After the police chief in Puyallup, Washington, posted an alarming photo, which proves officers are being targeted in their homes, an alert is being issued nationwide. Even officers who go out of their way to conceal their occupation are being outed. Anyone even remotely associated with law enforcement needs to be especially vigilant.
Police on high alert
Law enforcement observers have been hesitant to reveal the extent of the threat to police, for fear of making it worse. It already is worse. As Law Enforcement Today writes, “soon after this threat started spreading like wildfire online, we had law enforcement from across the country reach out. They pointed out that the threat is already circulating. Many have asked us to address it so that departments are aware of it and can take precautions to make changes, if they deem it necessary – especially given how quickly it’s circulating. They made a valid point – it’s better to be aware of a potential danger and take precautions than to not know about it because of a national breakdown in communication.”
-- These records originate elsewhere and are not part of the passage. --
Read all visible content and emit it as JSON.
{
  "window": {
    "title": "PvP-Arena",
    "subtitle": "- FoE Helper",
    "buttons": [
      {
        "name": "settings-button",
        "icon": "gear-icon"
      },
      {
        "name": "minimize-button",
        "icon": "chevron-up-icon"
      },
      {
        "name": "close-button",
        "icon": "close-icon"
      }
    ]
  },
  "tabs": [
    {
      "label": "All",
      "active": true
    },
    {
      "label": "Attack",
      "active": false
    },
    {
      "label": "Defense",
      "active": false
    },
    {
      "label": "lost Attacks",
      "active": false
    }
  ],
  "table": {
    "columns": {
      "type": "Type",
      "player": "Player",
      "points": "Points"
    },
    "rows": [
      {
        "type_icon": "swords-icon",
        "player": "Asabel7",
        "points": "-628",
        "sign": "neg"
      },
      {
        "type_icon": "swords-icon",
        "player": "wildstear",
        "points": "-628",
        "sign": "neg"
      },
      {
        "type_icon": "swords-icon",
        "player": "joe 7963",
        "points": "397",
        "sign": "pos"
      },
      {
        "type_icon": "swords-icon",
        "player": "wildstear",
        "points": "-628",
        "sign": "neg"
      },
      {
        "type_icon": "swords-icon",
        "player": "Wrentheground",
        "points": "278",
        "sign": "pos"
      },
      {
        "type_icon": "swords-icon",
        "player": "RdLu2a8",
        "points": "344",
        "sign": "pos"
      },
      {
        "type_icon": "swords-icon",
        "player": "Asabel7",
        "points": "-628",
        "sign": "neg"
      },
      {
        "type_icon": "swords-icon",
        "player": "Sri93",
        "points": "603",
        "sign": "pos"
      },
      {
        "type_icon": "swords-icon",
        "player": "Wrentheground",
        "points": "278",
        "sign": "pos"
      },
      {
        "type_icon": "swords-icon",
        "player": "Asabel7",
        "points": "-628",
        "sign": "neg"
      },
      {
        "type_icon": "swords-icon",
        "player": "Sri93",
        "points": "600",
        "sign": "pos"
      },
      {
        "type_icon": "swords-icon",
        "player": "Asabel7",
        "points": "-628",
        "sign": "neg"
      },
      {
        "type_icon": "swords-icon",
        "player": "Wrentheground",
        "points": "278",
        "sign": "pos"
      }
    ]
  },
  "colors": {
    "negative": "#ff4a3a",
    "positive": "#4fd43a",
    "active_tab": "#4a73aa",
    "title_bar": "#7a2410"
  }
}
One of Police Chief Scott Engle’s officers in Puyallup, Washington, discovered a disturbing chalk drawing on the street in front of his home and instantly reported it. The Black Lives Matter inspired graffiti depicts a pig with the words “Pig lives here.” Two arrows take the guesswork out of it. For illiterate anarchists, ACAB and 1312 were scrawled next to the arrows. For those not up on the latest gangster speak, “ACAB” stands for “All Cops Are Bastards,” while “1312” means exactly the same thing, in elementary-school code replacing each letter with it’s number in the alphabetical arrangement.
Not only is the officer who lives in the home a member of his police force, he’s also a husband, dad, grandfather, neighbor, veteran, and coach. “He wants to serve and protect.” As the chief notes, “we need police officers. We need someone to call when the drunk driver drives down the road in front of us or passed out behind the wheel. We need someone to call when the domestic abuser has beat up their partner.” From car wrecks to gun battles, “we will always need someone to call and police officers will always answer the call,” he insists. The police and the community both critically need each other. Chief Engle believes that they’re “in it together and that police officers cannot do their jobs without the support of their community.” Things certainly aren’t the same as they used to be. “It used to be that people saw a police car in their neighborhood as a sense of safety. Unfortunately, we are living in a world now where police officers are worried about their own homes and that’s just the honest truth.” People, Engle points out, “cannot live in a society where everyone gets to do whatever they want, whenever they want without any rules or without any accountability.”
Incidents spreading nationwide
Ever since the death of George Floyd in late may, incidents of violence and threats to police are escalating exponentially. Two women were arrested for vandalizing the home of the officer accused in the murder by dumping red paint on Derek Chauvin’s front door. While he was a direct participant in the original inflammatory incident, an officer in Tucson, Arizona had nothing to do with it.
According to the Tucson Police Officers Association, “a Tucson Police Officer came home and found his home and his personal vehicle vandalized.” It was clearly done “in response to the ongoing civil unrest in the city and across the country.” What was especially troubling was that he didn’t advertise that he worked on the force. “He does not take a police car home. He does not wear a uniform to or from his house. He does not have a thin blue line flag or any pro cop stickers.”
That alone has ominous repercussions. “The only way to explain this damage was that he was targeted. Targeted for the job he does. Targeted because he answered the call to serve his community.” If we want civilization, something has to change. “This is unacceptable. How does something like this further the discussion that our country so desperately needs to have? How does scaring the family of a police officer help to improve relationships?”
Law Enforcement Today warns their readers and everyone associated with the law enforcement community that reports are coming in from communities in many states that “small groups of individuals appear to be canvassing neighborhoods and taking pictures of homes that have police cruisers in the driveways.” One police spokesman verified, “I can absolutely confirm this. We’ve received multiple reports throughout the weekend both in terms of phone calls and alerts that neighborhood residents are putting out on community watch apps.” Police are also receiving direct, personal threats through social media, calls and emails. “We and our children are receiving threats,” one police lieutenant relates. “We expect danger when on the job,” said one sergeant, “but this is different. They are threatening to burn down our homes and kill our families.”